Math 21 Lecture Notes on Arithmetic Series

Introduction

• Speaker: Sergio Venezuela Jr.
• Focus: Arithmetic Series

Learning Goals

1. Differentiate between arithmetic sequence and arithmetic series.
2. Define and illustrate an arithmetic series.
3. Identify each element of the formula for arithmetic series.
4. Solve problems involving arithmetic series.

Formula for Arithmetic Series

• Formulas: Two formulas for arithmetic series are introduced.

First Formula

• Formula:
  [ S_n = \frac{n}{2} \times (2a_1 + (n - 1)d) ]

  • Where:
    • ( S_n ) = sum of the series
    • ( n ) = number of terms
    • ( a_1 ) = first term
    • ( d ) = common difference

• Explanation:

  • The sum of the series is equal to half the number of terms multiplied by the sum of twice the first term and the product of the common difference and one less than the number of terms.

Second Formula

• Formula:
  [ S_n = \frac{n}{2} \times (a_1 + a_n) ]

  • Where:
    • ( a_n ) = last term of the series

• Explanation:

  • The sum of the entire series is equal to half the number of terms multiplied by the sum of the first and last term.

Problem Solving Example 1

• Problem Statement: Find the sum of the first 10 terms where the series is 4, 10, 16,...

• Given:

  • First term (a_1) = 4
  • Common difference (d) = 6
  • Number of terms (n) = 10

• Using the First Formula:

  • Plug in values:
    [ S_{10} = \frac{10}{2} \times (2 \cdot 4 + (10 - 1) \cdot 6) ]
  • Simplification:
  • ( S_{10} = 5 \times (8 + 54) = 5 \times 62 = 310 )

• Conclusion: The sum of the first 10 terms is 310.

Problem Solving Example 2

• Problem Statement: Find how many terms are needed for the series 20, 18, 16,... to sum to -100.

• Given:

  • First term (a_1) = 20
  • Common difference (d) = -2 (since series is decreasing)
  • Sum of series (S) = -100

• Using the First Formula:

  • Plugging into the sum formula:
    [ -100 = \frac{n}{2} \times (40 - 2(n - 1)) ]
  • Rearrange and solve for n:
  • Arrived at the equation:
    [ 2n^2 - 21n - 100 = 0 ]

• Factoring:

  • Factors found: ( (n + 4)(n - 25) = 0 )
  • Solutions: ( n = -4 ) (not valid) and ( n = 25 )
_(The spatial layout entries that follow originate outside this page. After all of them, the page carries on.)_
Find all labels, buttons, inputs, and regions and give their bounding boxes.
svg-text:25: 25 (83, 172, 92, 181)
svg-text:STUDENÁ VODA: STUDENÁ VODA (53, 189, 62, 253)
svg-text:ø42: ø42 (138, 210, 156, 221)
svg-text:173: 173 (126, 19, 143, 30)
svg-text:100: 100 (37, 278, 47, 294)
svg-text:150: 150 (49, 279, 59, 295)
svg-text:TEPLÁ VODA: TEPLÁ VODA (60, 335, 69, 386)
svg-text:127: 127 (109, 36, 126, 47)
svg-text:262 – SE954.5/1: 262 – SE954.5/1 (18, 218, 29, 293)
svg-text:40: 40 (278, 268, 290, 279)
• Conclusion: There are 25 terms in the series required to achieve a sum of -100.

Problem Solving Example 3

• Problem Statement: Find the sum of odd integers from 1 to 99.

• Given:

  • First term (a_1) = 1
  • Last term (a_n) = 99
  • Number of terms (n) = 50

• Using the Second Formula:

  • Plugging into the sum formula: [ S_{50} = \frac{50}{2} \times (1 + 99) = 25 \times 100 = 2500 ]

• Conclusion: The sum of odd integers from 1 to 99 is 2500.

Key Takeaways

• Distinction between arithmetic sequence and series is crucial.
• Two key formulas for determining the sum of arithmetic series.
• Problem-solving strategies involve identifying given values and correctly applying the formulas.